Per ricordarlo, sono da segnalare un libro da poco uscito e un convegno in programma per oggi. Il libro si intitola
Gramsci chi? Dicono di lui, edito da Bordeaux, curato da
Lelio La Porta,
studioso appassionato di Gramsci. Si tratta di un volume utile per
tutti, soprattutto per quanti incontrano Gramsci per la prima volta, ma
non solo.
Dopo
una sintetica introduzione alla vita e alle opere, con opportuni
riferimenti bibliografici essenziali, La Porta raccoglie scritti di
artisti, giornalisti, politici e studiosi, non tutti gramsciani, che
parlano di Gramsci, da Piero Gobetti a Dario Fo, passando per Giuseppe
Fiori, Emilio Lussu, Giuseppe Prestipino, Camilla Ravera, Paolo Spriano,
Aldo Tortorella.
Tra i
vari contributi, ci sono alcuni che vale la pena di segnalare. Per
esempio quello di Benedetto Croce che nel 1947, recensendo le
Lettere dal carcere
, nei "Quaderni della critica", ricordava come esse appartenessero non
al Partito comunista, ma anche "a chi è di altro od opposto partito" e
ciò, secondo Croce, per una duplice ragione:
per
la reverenza e l'affetto che si provano per tutti coloro che tennero
alta la dignità dell'uomo e accettarono pericoli e persecuzioni e
sofferenze per un ideale, che è ciò che Antonio Gramsci fece con
fortezza, serenità e semplicità, talché queste sue lettere dal carcere
suscitano orrore e interiore rivolta contro il regime odioso che lo
oppresse e soppresse.
Belli
anche i testi di Togliatti che definisce Gramsci come "la coscienza
critica di un secolo di storia del nostro paese", e di Enrico Berlinguer
per il quale
Gramsci
parla ancora oggi a tutti gli intellettuali, a tutti i democratici, a
tutte le forze di progresso che emergono e si affermano nella società.

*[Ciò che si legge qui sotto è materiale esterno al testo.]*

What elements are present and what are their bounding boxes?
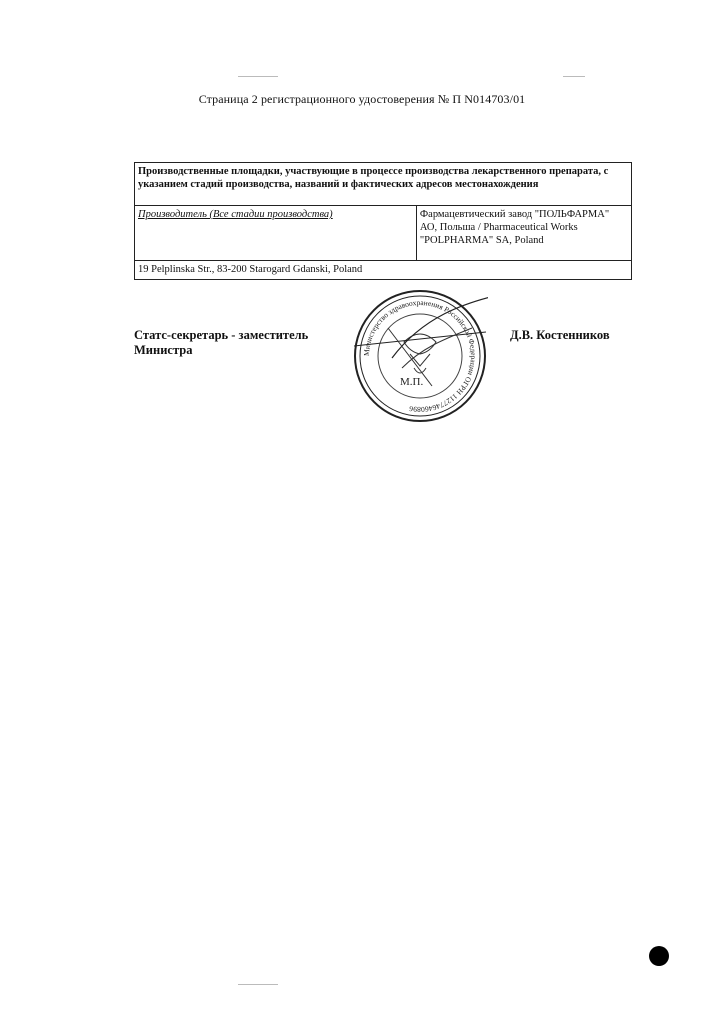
signatory-position — [134, 328, 308, 358]
signatory-position-line2: Министра — [134, 343, 193, 357]
producer-role-cell: Производитель (Все стадии производства) — [135, 206, 417, 261]
scan-noise — [238, 76, 278, 77]
signatory-name: Д.В. Костенников — [510, 328, 610, 342]
scan-noise — [238, 984, 278, 985]
production-sites-table — [134, 162, 632, 280]
svg-text:Министерство здравоохранения Р — [362, 298, 478, 414]
signatory-position-line1: Статс-секретарь - заместитель — [134, 328, 309, 342]
producer-address-cell: 19 Pelplinska Str., 83-200 Starogard Gdanski, Poland — [135, 261, 632, 280]
scan-artifact-dot — [649, 946, 669, 966]
page-header: Страница 2 регистрационного удостоверения № П N014703/01 — [198, 92, 526, 106]
scan-noise — [563, 76, 585, 77]
table-row-heading — [135, 163, 632, 206]
table-heading-cell: Производственные площадки, участвующие в процессе производства лекарственного препарата, с указанием стадий производства, названий и фактических адресов местонахождения — [135, 163, 632, 206]
table-row-producer — [135, 206, 632, 261]
official-seal-icon — [352, 288, 488, 424]
table-row-address — [135, 261, 632, 280]
seal-stamp-mark: М.П. — [400, 376, 424, 388]
producer-name-cell: Фармацевтический завод "ПОЛЬФАРМА" АО, Польша / Pharmaceutical Works "POLPHARMA" SA, Poland — [416, 206, 631, 261]
seal-ring-text: Министерство здравоохранения Российской Федерации ОГРН 1127746460896 — [361, 297, 479, 415]
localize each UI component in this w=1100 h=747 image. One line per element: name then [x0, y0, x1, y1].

L'esempio di Gramsci ci esorta tutti a combattere, a non disarmare, a
costruire il nuovo.
Un
grande convegno nazionale si terrà durante la giornata di oggi, invece,
a Roma nella Sala Gonzaga dei Musei Capitolini dal titolo
Egemonia.
L'auspicio è
che queste e altre iniziative contribuiscano a togliere Gramsci dal
paradosso del quale si diceva all'inizio. Si può, a tal proposito,
concordare con la parole di Lelio La Porta:
è
necessario portare Gramsci fuori dai luoghi di discussione
specialistica, introdurlo nelle aule delle scuole medie e medie
superiori italiane, farlo conoscere ai nostri giovani e a quanti di lui
hanno scarsa conoscenza o in quanto lo ritengono quasi un reperto
archeologico riconducibile a chissà quale era geologica, utilizzando nei
suoi confronti un pregiudizio ideologico che, francamente, non ha più
ragione di essere o in quanto pensano, appunto, che soltanto pochi
addetti ai lavori siano in grado di comprendere ciò che ha scritto.